The highest exposure concentrations selected for the 2-year studies were 2,500-ppm for male rats, 5,000-ppm for female rats, and 1,250-ppm for male and female mice. These same exposure concentrations and species combinations in the 14-week toxicity studies exerted minimal effects on survival, hematology, clinical chemistry, organ weights, and histopathology; the final body weights of these animals relative to controls were: 95% (male rats); 94% (female rats); 93% (male mice); and 88% (female mice) (Chan et al. 2006
; NTP 2004). These exposure concentrations, however, markedly reduced body-weight gains in rats and mice during the course of the 2-year studies; the effects on body weight were seen as early as week 14 in the rat study. Feed consumption was lower only in 5,000-ppm female rats.

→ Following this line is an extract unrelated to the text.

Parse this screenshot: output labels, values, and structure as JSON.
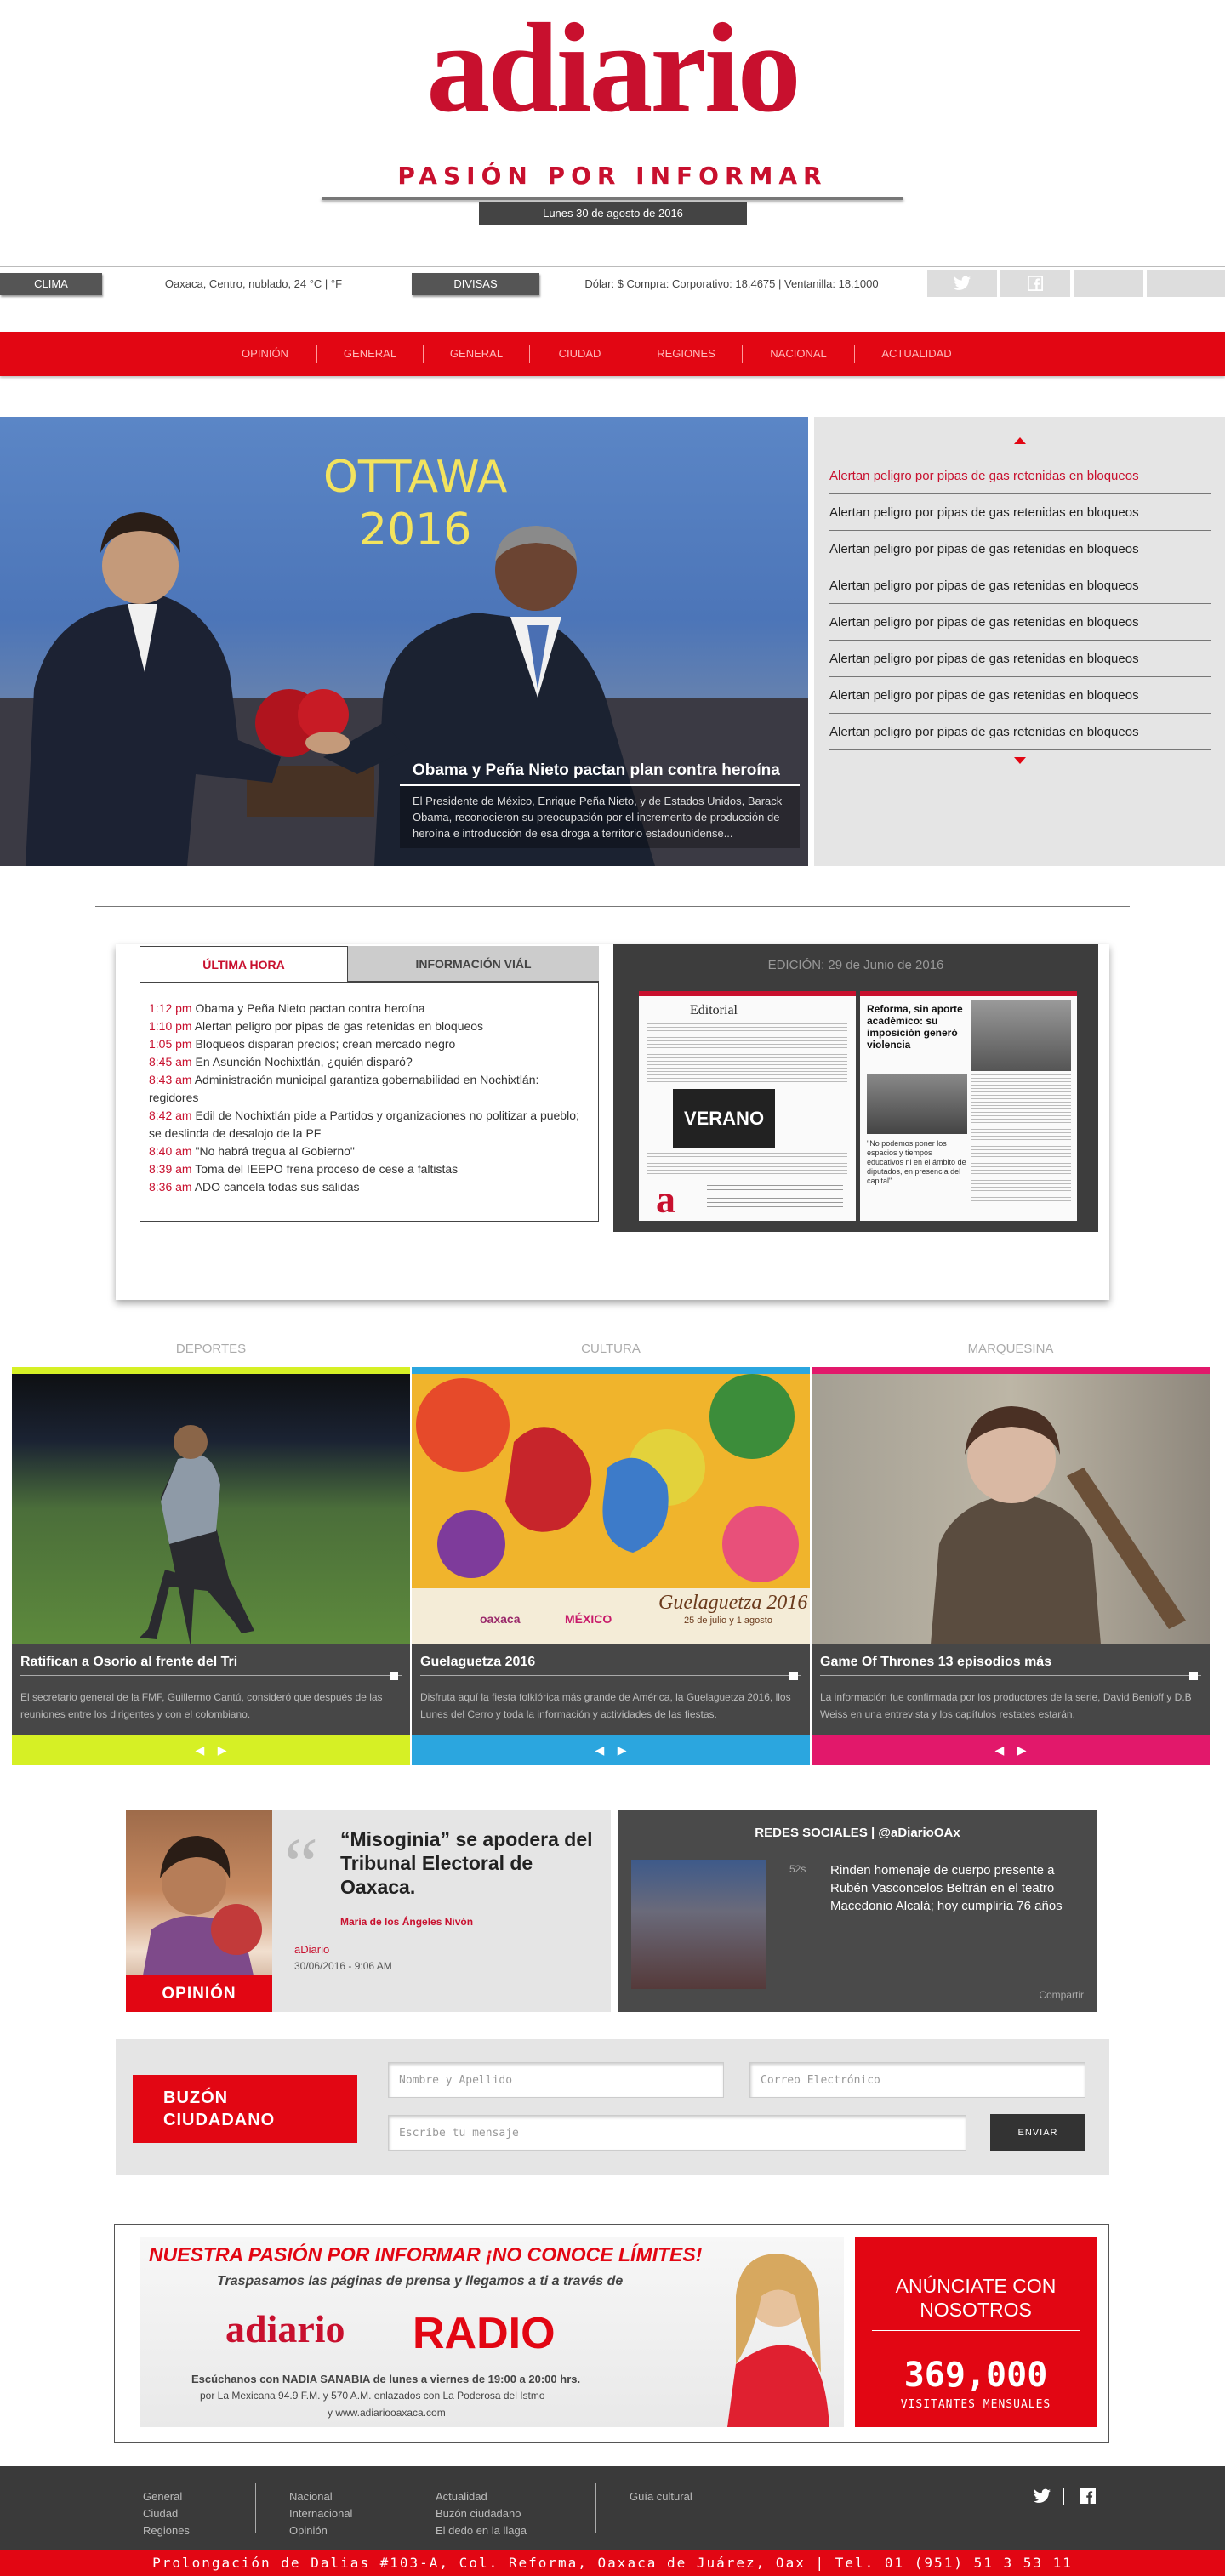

The neurobehavioral effects observed in 5,000-ppm female rats probably influenced their food intake. The body weight effects observed in rats and mice were likely attributable to the toxicity of 4MI at the highest exposure concentrations. MacKenzie et al. (1992) reported that male and female F344/N rats given caramel color IV (which contained 110 mg 4MI per kilogram body weight) in drinking water at 10 g/kg for 2 years had significantly lower body weights, but no accompanying histopathology. Tierney (1979)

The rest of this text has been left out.